En ese contexto, solicitamos que se convoque al Consejo Nacional de Educación, conforme establece el artículo 30 de la LOEI. La propia Ley define al Consejo como un organismo especializado y permanente de orientación, asesoría y consulta de la Autoridad Educativa Nacional, cuya instancia consultiva constituye precisamente el ámbito nacional de debate del Sistema Nacional de Educación para la formulación de políticas públicas, proyectos, programas y planes educativos.
¿Qué mejor momento para convocarlo que después de conocer los resultados de PISA 2025?
Allí deben participar y ser escuchadas las diferentes voces de la comunidad educativa para transformar los resultados de PISA en una verdadera agenda nacional de política pública y evitar respuestas aisladas, reformas sucesivas sin evaluación suficiente o el incremento de evaluaciones que terminen trasladando problemas estructurales hacia responsabilidades individuales de docentes y estudiantes.

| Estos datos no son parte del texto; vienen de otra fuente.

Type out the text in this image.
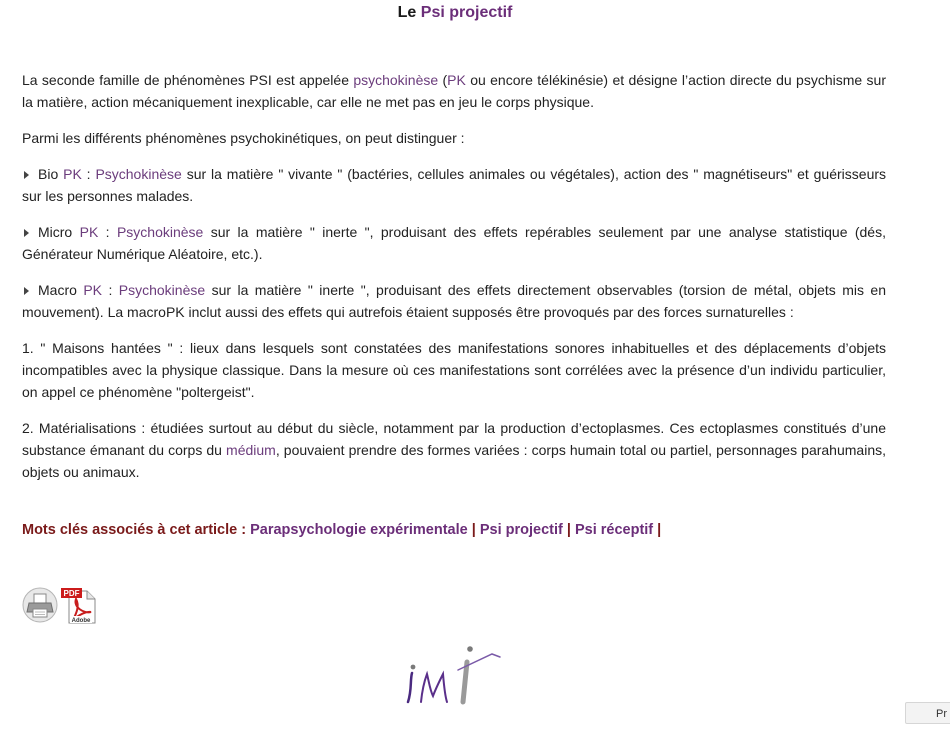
Le Psi projectif

La seconde famille de phénomènes PSI est appelée psychokinèse (PK ou encore télékinésie) et désigne l’action directe du psychisme sur la matière, action mécaniquement inexplicable, car elle ne met pas en jeu le corps physique.

Parmi les différents phénomènes psychokinétiques, on peut distinguer :

Bio PK : Psychokinèse sur la matière " vivante " (bactéries, cellules animales ou végétales), action des " magnétiseurs" et guérisseurs sur les personnes malades.

Micro PK : Psychokinèse sur la matière " inerte ", produisant des effets repérables seulement par une analyse statistique (dés, Générateur Numérique Aléatoire, etc.).

Macro PK : Psychokinèse sur la matière " inerte ", produisant des effets directement observables (torsion de métal, objets mis en mouvement). La macroPK inclut aussi des effets qui autrefois étaient supposés être provoqués par des forces surnaturelles :

1. " Maisons hantées " : lieux dans lesquels sont constatées des manifestations sonores inhabituelles et des déplacements d’objets incompatibles avec la physique classique. Dans la mesure où ces manifestations sont corrélées avec la présence d’un individu particulier, on appel ce phénomène "poltergeist".

2. Matérialisations : étudiées surtout au début du siècle, notamment par la production d’ectoplasmes. Ces ectoplasmes constitués d’une substance émanant du corps du médium, pouvaient prendre des formes variées : corps humain total ou partiel, personnages parahumains, objets ou animaux.

Mots clés associés à cet article : Parapsychologie expérimentale | Psi projectif | Psi réceptif |
PDF
Adobe
Pr
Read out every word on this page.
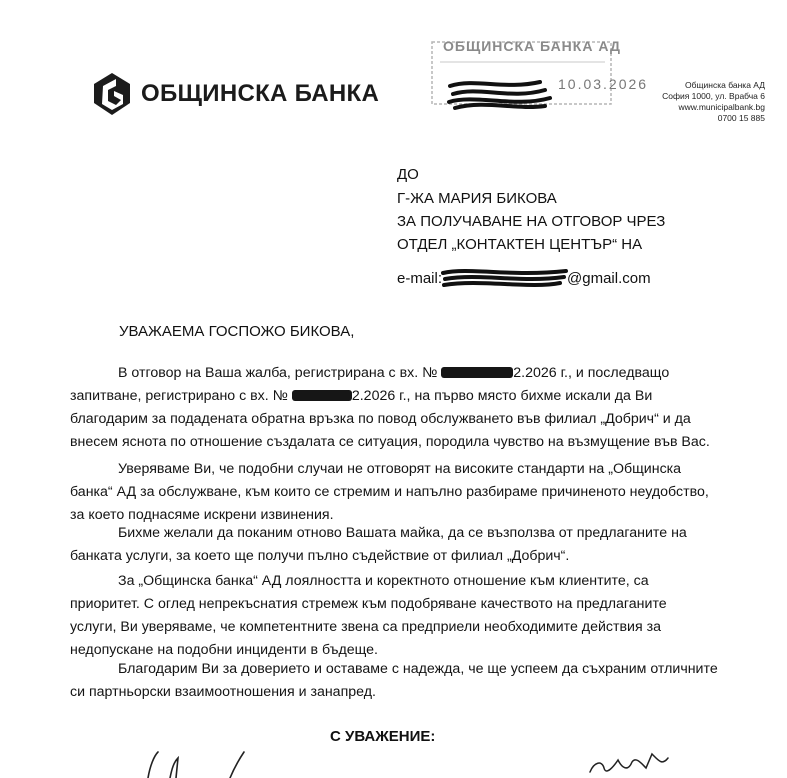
ОБЩИНСКА БАНКА
ОБЩИНСКА БАНКА АД
10.03.2026	Общинска банка АД
София 1000, ул. Врабча 6
www.municipalbank.bg
0700 15 885
ДО
Г-ЖА МАРИЯ БИКОВА
ЗА ПОЛУЧАВАНЕ НА ОТГОВОР ЧРЕЗ
ОТДЕЛ „КОНТАКТЕН ЦЕНТЪР“ НА
e-mail:	@gmail.com
УВАЖАЕМА ГОСПОЖО БИКОВА,
В отговор на Ваша жалба, регистрирана с вх. №	2.2026 г., и последващо
запитване, регистрирано с вх. №	2.2026 г., на първо място бихме искали да Ви
благодарим за подадената обратна връзка по повод обслужването във филиал „Добрич“ и да
внесем яснота по отношение създалата се ситуация, породила чувство на възмущение във Вас.
Уверяваме Ви, че подобни случаи не отговорят на високите стандарти на „Общинска
банка“ АД за обслужване, към които се стремим и напълно разбираме причиненото неудобство,
за което поднасяме искрени извинения.
Бихме желали да поканим отново Вашата майка, да се възползва от предлаганите на
банката услуги, за което ще получи пълно съдействие от филиал „Добрич“.
За „Общинска банка“ АД лоялността и коректното отношение към клиентите, са
приоритет. С оглед непрекъснатия стремеж към подобряване качеството на предлаганите
услуги, Ви уверяваме, че компетентните звена са предприели необходимите действия за
недопускане на подобни инциденти в бъдеще.
Благодарим Ви за доверието и оставаме с надежда, че ще успеем да съхраним отличните
си партньорски взаимоотношения и занапред.
С УВАЖЕНИЕ:
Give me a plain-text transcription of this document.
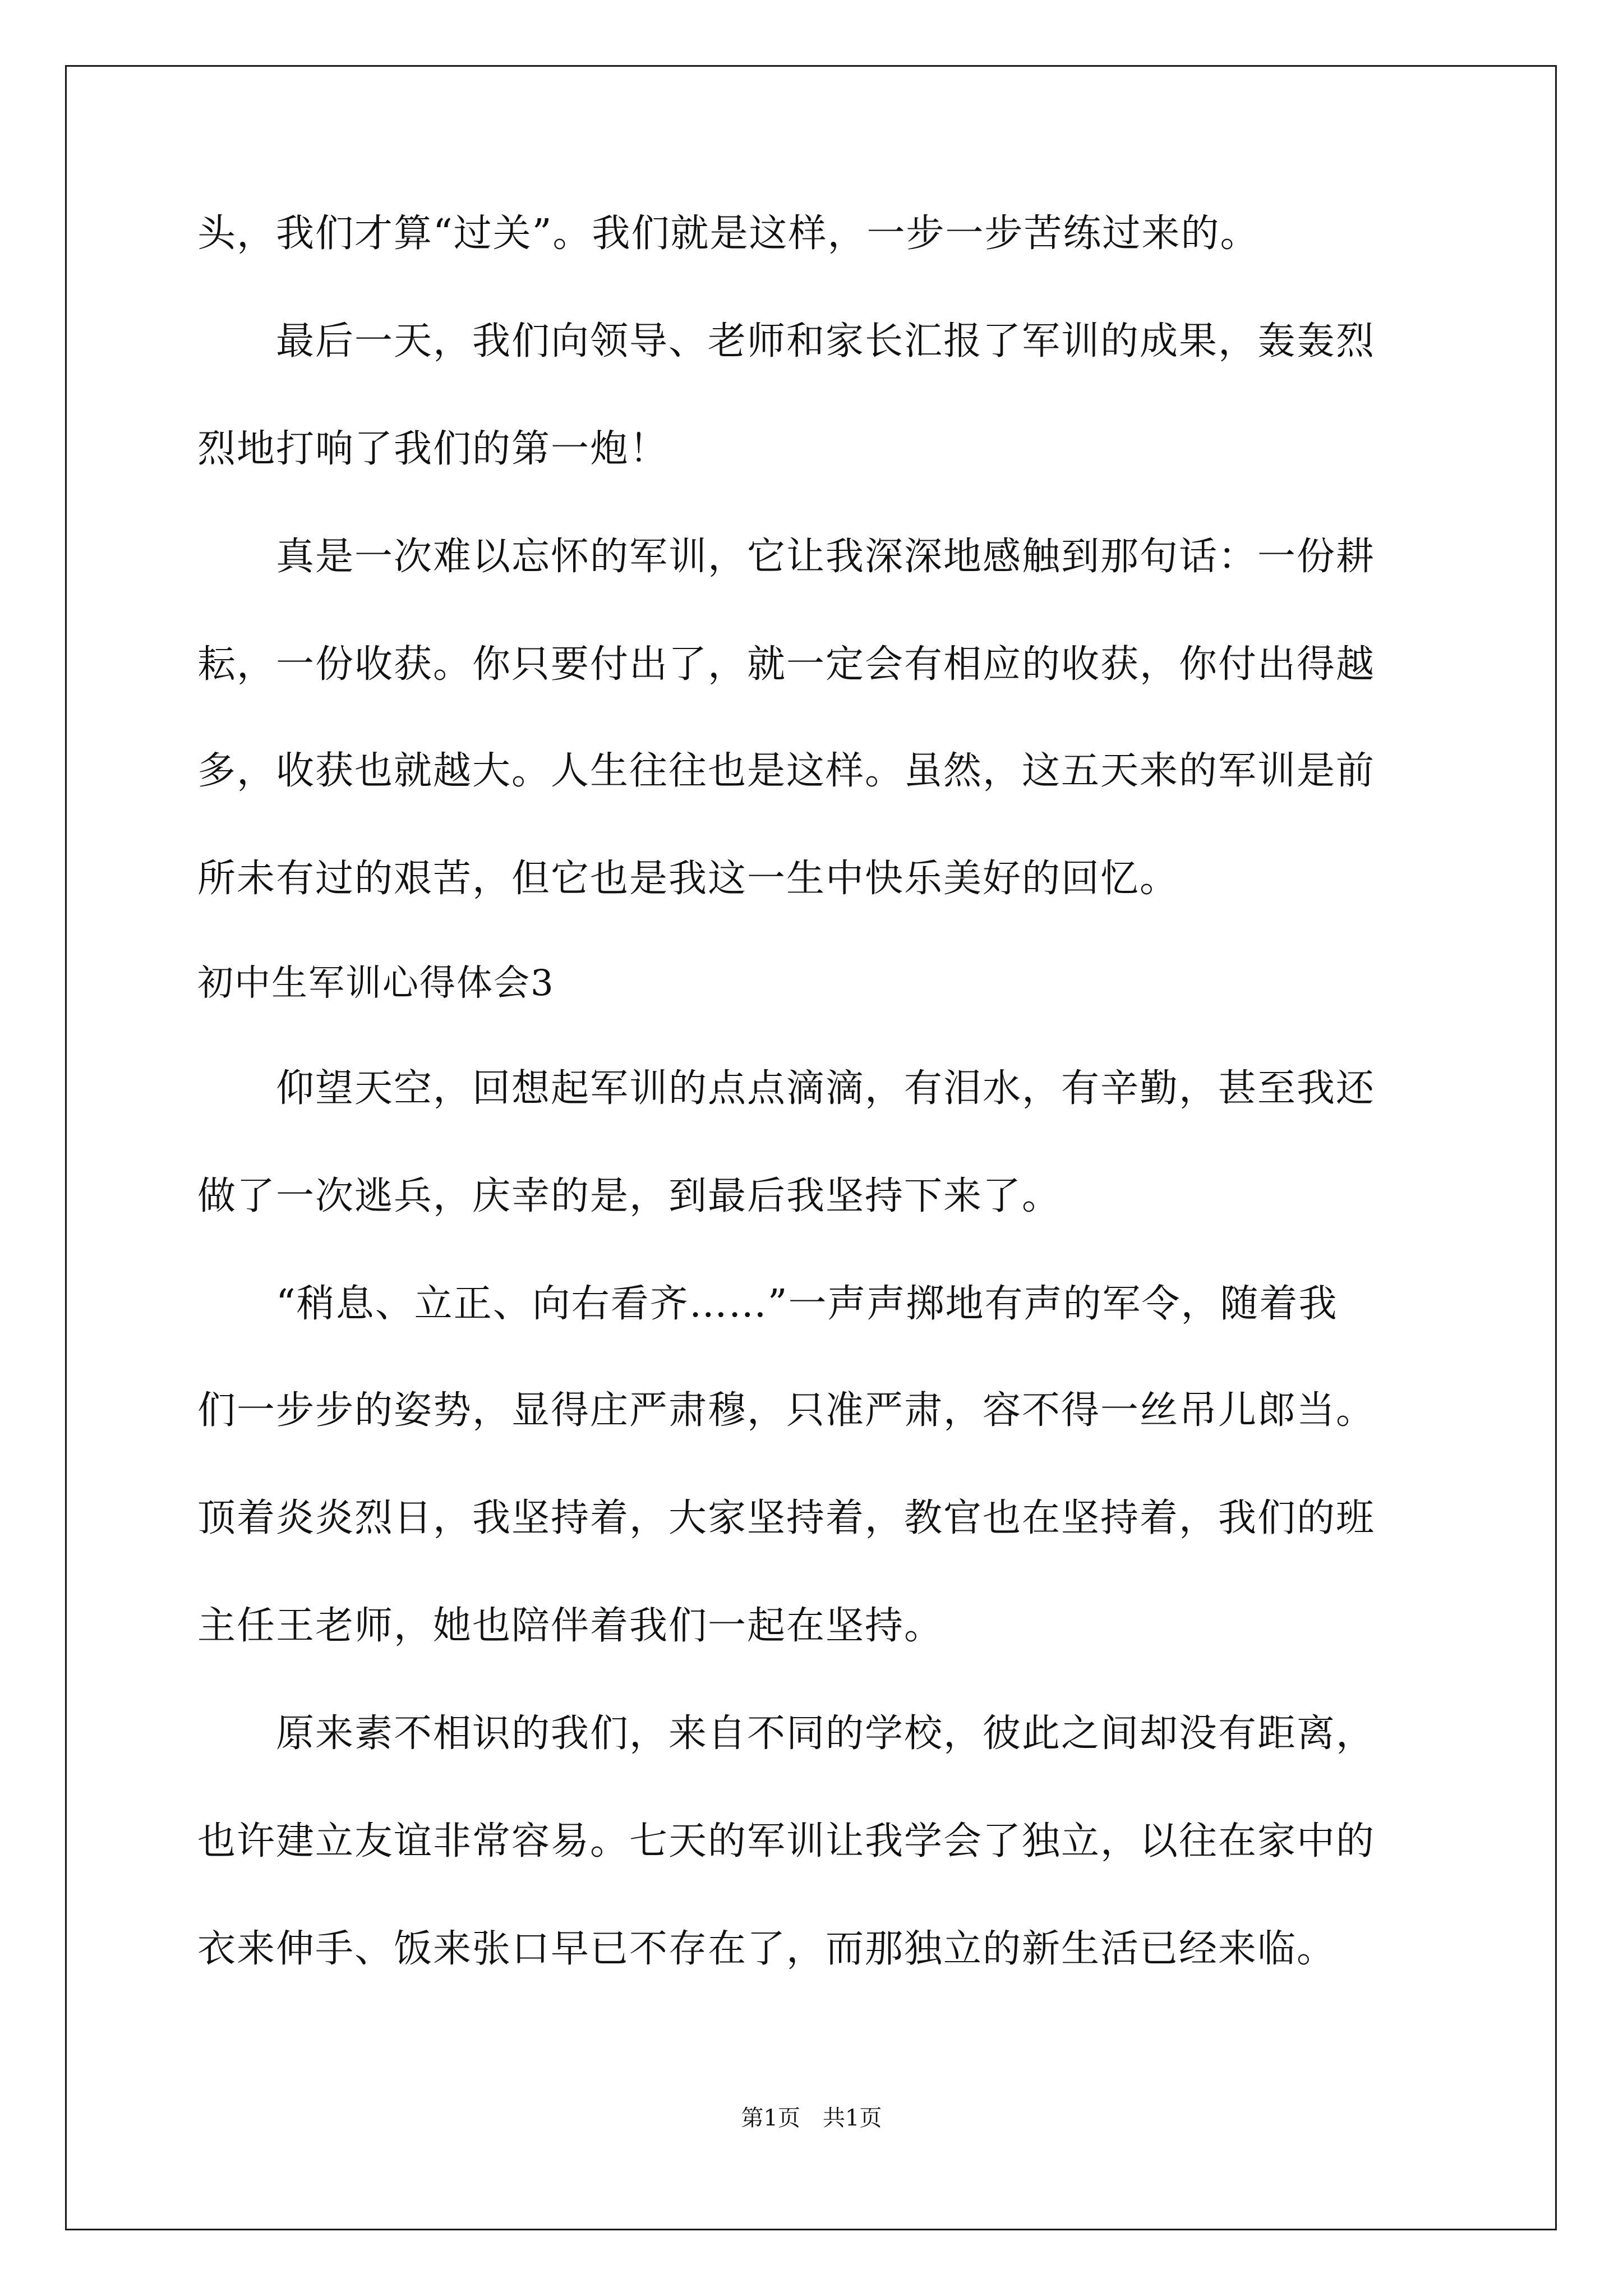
头，我们才算“过关”。我们就是这样，一步一步苦练过来的。
　　最后一天，我们向领导、老师和家长汇报了军训的成果，轰轰烈
烈地打响了我们的第一炮！
　　真是一次难以忘怀的军训，它让我深深地感触到那句话：一份耕
耘，一份收获。你只要付出了，就一定会有相应的收获，你付出得越
多，收获也就越大。人生往往也是这样。虽然，这五天来的军训是前
所未有过的艰苦，但它也是我这一生中快乐美好的回忆。
初中生军训心得体会3
　　仰望天空，回想起军训的点点滴滴，有泪水，有辛勤，甚至我还
做了一次逃兵，庆幸的是，到最后我坚持下来了。
　　“稍息、立正、向右看齐……”一声声掷地有声的军令，随着我
们一步步的姿势，显得庄严肃穆，只准严肃，容不得一丝吊儿郎当。
顶着炎炎烈日，我坚持着，大家坚持着，教官也在坚持着，我们的班
主任王老师，她也陪伴着我们一起在坚持。
　　原来素不相识的我们，来自不同的学校，彼此之间却没有距离，
也许建立友谊非常容易。七天的军训让我学会了独立，以往在家中的
衣来伸手、饭来张口早已不存在了，而那独立的新生活已经来临。
第1页　共1页
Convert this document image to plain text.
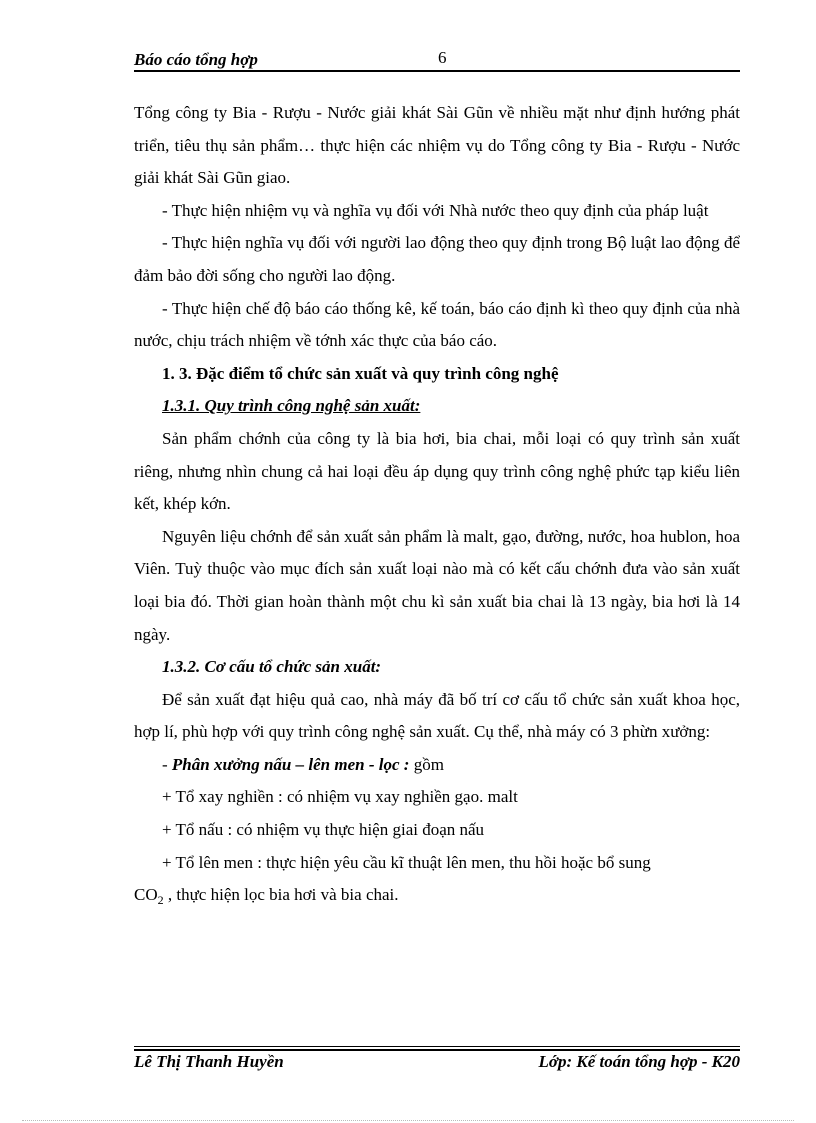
Báo cáo tổng hợp	6

Tổng công ty Bia - Rượu - Nước giải khát Sài Gũn về nhiều mặt như định hướng phát triển, tiêu thụ sản phẩm… thực hiện các nhiệm vụ do Tổng công ty Bia - Rượu - Nước giải khát Sài Gũn giao.

- Thực hiện nhiệm vụ và nghĩa vụ đối với Nhà nước theo quy định của pháp luật

- Thực hiện nghĩa vụ đối với người lao động theo quy định trong Bộ luật lao động để đảm bảo đời sống cho người lao động.

- Thực hiện chế độ báo cáo thống kê, kế toán, báo cáo định kì theo quy định của nhà nước, chịu trách nhiệm về tớnh xác thực của báo cáo.

1. 3. Đặc điểm tổ chức sản xuất và quy trình công nghệ

1.3.1. Quy trình công nghệ sản xuất:

Sản phẩm chớnh của công ty là bia hơi, bia chai, mỗi loại có quy trình sản xuất riêng, nhưng nhìn chung cả hai loại đều áp dụng quy trình công nghệ phức tạp kiểu liên kết, khép kớn.

Nguyên liệu chớnh để sản xuất sản phẩm là malt, gạo, đường, nước, hoa hublon, hoa Viên. Tuỳ thuộc vào mục đích sản xuất loại nào mà có kết cấu chớnh đưa vào sản xuất loại bia đó. Thời gian hoàn thành một chu kì sản xuất bia chai là 13 ngày, bia hơi là 14 ngày.

1.3.2. Cơ cấu tổ chức sản xuất:

Để sản xuất đạt hiệu quả cao, nhà máy đã bố trí cơ cấu tổ chức sản xuất khoa học, hợp lí, phù hợp với quy trình công nghệ sản xuất. Cụ thể, nhà máy có 3 phừn xưởng:

- Phân xưởng nấu – lên men - lọc : gồm

+ Tổ xay nghiền : có nhiệm vụ xay nghiền gạo. malt

+ Tổ nấu : có nhiệm vụ thực hiện giai đoạn nấu

+ Tổ lên men : thực hiện yêu cầu kĩ thuật lên men, thu hồi hoặc bổ sung

$CO_2$ , thực hiện lọc bia hơi và bia chai.

Lê Thị Thanh Huyền	Lớp: Kế toán tổng hợp - K20
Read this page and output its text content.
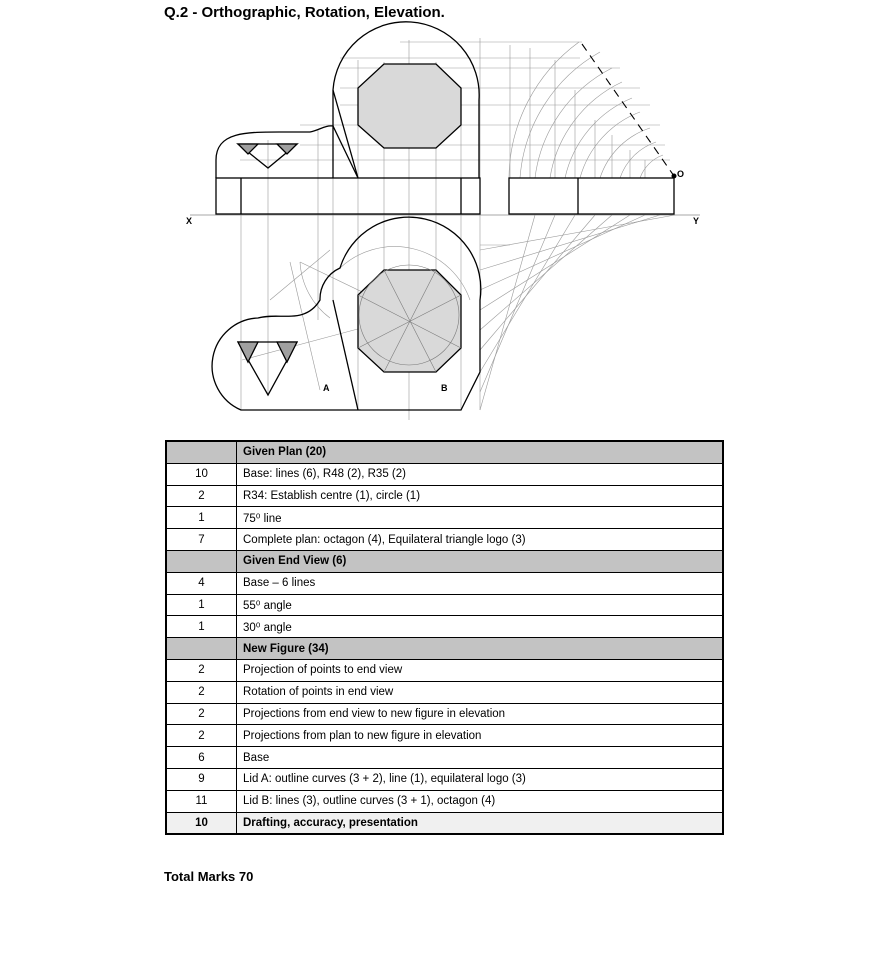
Q.2 - Orthographic, Rotation, Elevation.
X	Y
O
A	B
	Given Plan (20)
10	Base: lines (6), R48 (2), R35 (2)
2	R34: Establish centre (1), circle (1)
1	75⁰ line
7	Complete plan: octagon (4), Equilateral triangle logo (3)
	Given End View (6)
4	Base – 6 lines
1	55⁰ angle
1	30⁰ angle
	New Figure (34)
2	Projection of points to end view
2	Rotation of points in end view
2	Projections from end view to new figure in elevation
2	Projections from plan to new figure in elevation
6	Base
9	Lid A: outline curves (3 + 2), line (1), equilateral logo (3)
11	Lid B: lines (3), outline curves (3 + 1), octagon (4)
10	Drafting, accuracy, presentation
Total Marks 70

Por otra parte, el país merece conocer la evidencia que sustenta su propuesta, los resultados de los procesos de pilotaje del Currículo por Competencias que se viene aplicando en la Zona 6, las evaluaciones realizadas, los aportes recogidos de docentes y comunidades educativas y las razones pedagógicas que justifican las decisiones adoptadas.
Ministra, abra el diálogo
PISA no debería convertirse en argumento para imponer una nueva reforma vertical. Debería convertirse en una oportunidad para preguntarnos colectivamente qué educación necesita el Ecuador. Solo así vamos incluso a recuperar el sentido formativo de la evaluación: utilizarla para identificar vacíos y fortalezas, comprender las desigualdades, revisar las políticas implementadas y construir mejores procesos de enseñanza y aprendizaje. Evaluar para comprender y mejorar, no para imponer, estigmatizar, ni sancionar. Y, sobre todo, entender algo elemental: ningún currículo, por novedoso que se presente, transformará por sí solo la educación si no viene acompañado de docentes revalorizados y capacitados, inversión suficiente, infraestructura digna, recursos pedagógicos, estabilidad de las políticas educativas y mejores condiciones para que nuestros estudiantes puedan aprender. Los resultados de PISA2025 deben abrir el debate educativo nacional, no cerrarlo.